I didn't quite know what to say to that.

In fact I didn't know how to look at the two boys right now.

So I left my tray with Denki and headed back to my room on my own.

It wasn't that the thought had never crossed my mind.

They were both incredibly smart and capable heroes I admired, it didn't hurt that they were both easy on the eyes too.

A part of myself wanted to chalk up my ignorance of the situation to how busy I'd been recently, what with dealing with the LOV and government officials.

But as I lay on my bed, I slowly accepted that it wasn't that I hadn't realised their feelings towards me.

How Caramel's face would  flush a deep red every time we got just slightly too close.

How Peppermint had become so brazen with his compliments they were practically micro confessions at that point.

To be honest, I was ignoring their advances.

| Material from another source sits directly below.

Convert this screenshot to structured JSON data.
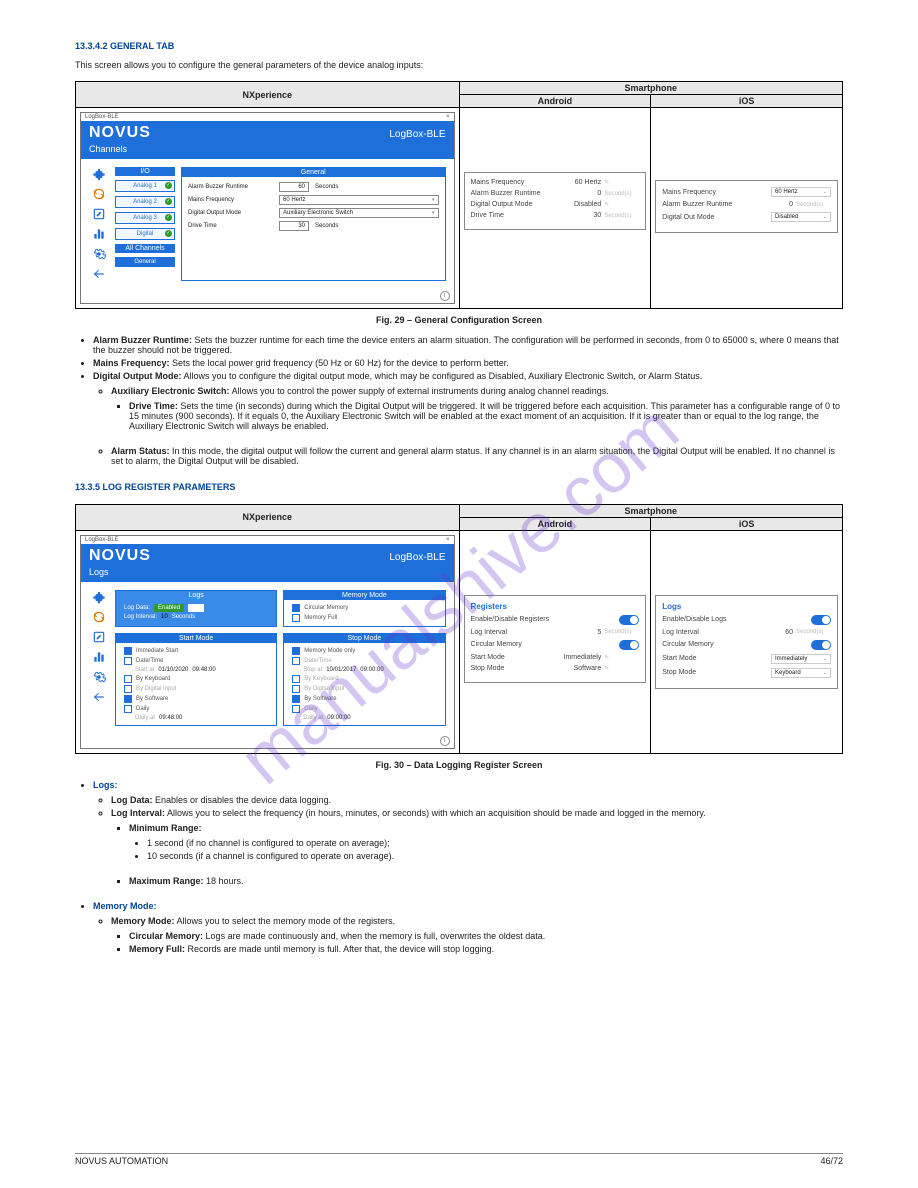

Not cause I didn't like them but because I liked them too much.

What would happen if I acknowledged either of their feelings? 

Then I would have to do something about it.

-

What we had now would change forever.

-

If I responded to either one of them, the other would get left behind.

It wouldn't be the same anymore.

And I didn't want that.

I suppose I was spoiled by both of their love.

-

And I was a greedy man.

I didn't want to choose.

-

Not to mention, becoming more than friends would mean I could no longer keep them at arms length.

We would have no excuse to keep our distance, our touches fleeting and eyes to ourselves.

-

That intimacy scared me.

In another life I would have likely found solace in it.

But now, in this world where I had a million and one secrets to keep and people I had to lie to, it scared me.

Scared me to think that if we ever crossed that line, one day, out of nowhere, they'd find out something was wrong with me.

They'd find out the lies I'd been telling, secrets I'd been keeping.

And they'd hate me forever.

-

I don't think I could live with that.

A knock at my door nearly startled me off my bed.

"Who is it?" I called out as I approached my door.

"It's me," a soft voice came from outside the door.

'Shoto...'

I felt bad leaving them back at the cafeteria without notice but I wasn't in the right mind to open the door now.